O CES atua de forma independente e tem como objetivos: fiscalizar e acompanhar o desenvolvimento das ações e dos serviços de saúde, articulação com a sociedade civil para o controle social, discutir e aprovar o Plano Estadual de Saúde, dentre outras funções.
O subsecretário da Saúde do Estado da Bahia, Paulo Barbosa, destacou a importância do Conselho para o desenvolvimento de políticas públicas na saúde. “A participação efetiva e construtiva do Conselho é essencial para desenvolvermos políticas públicas de qualidade. A construção de um SUS mais forte e humanizado passa pelo empenho de todos que estão envolvidos: as gestões, os parlamentares, a sociedade civil organizada e a população”, afirmou Barbosa.
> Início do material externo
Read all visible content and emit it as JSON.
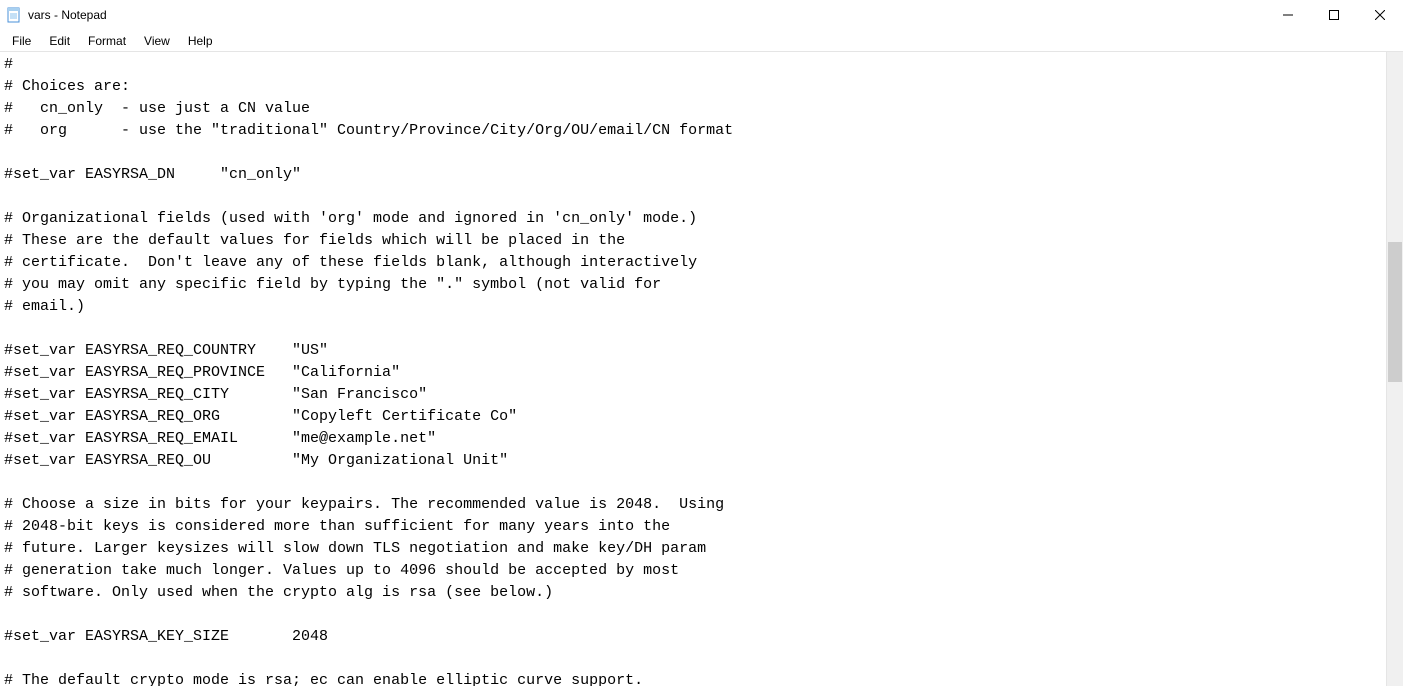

O presidente do CES-BA, Marcos Gêmeos, destacou o papel do Conselho e agradeceu aos conselheiros pelo trabalho e dedicação em prol da saúde da Bahia. “Eu gostaria de saudar a todos que trabalham todos os dias para construir um SUS mais forte. O Conselho nasce para fiscalizar e, nesses 37 anos, o CES contribuiu muito na formação da política, mas ainda temos muitos desafios a vencer”, declarou Gêmeos.
Fórum de Educação Permanente e Continuada
O II Fórum de Educação Permanente e Continuada dos Conselhos de Saúde do Nordeste teve início na segunda-feira (22) e irá até a tarde desta quarta-feira. O evento tem como objetivo debater temas de relevância da educação em saúde entre Conselhos de Saúde do Norte e Nordeste do país.
Entre os temas que já foram e estão sendo debatidos no fórum, organizado pelo Conselho Estadual de Saúde (CES) da Bahia, estão: A importância da educação em saúde para o fortalecimento do controle social no SUS; Precarização do trabalho e seus impactos na saúde mental dos trabalhadores e trabalhadoras de saúde; O papel estratégico dos Conselhos de Saúde para o fortalecimento do SUS após o período de desmonte; e O papel do controle social diante das emergências climáticas, entre outros.
Presente na abertura do evento, a secretária estadual da Saúde, Roberta Santana, enfatizou a importância do papel fiscalizador e de controle social exercido pelo Conselho.
“Não há conselho sem o controle social e sem a gestão. O controle social tem um papel, sobretudo a responsabilidade de cuidar e fiscalizar, de um serviço para ser entregue ao povo, e um serviço essencial, como é a saúde. Mas não cabe só fiscalizar. Cabe também construir, porque os representantes e conselheiros são a prova concreta, legítima, do que passam os nossos usuários do SUS”, afirmou a gestora estadual.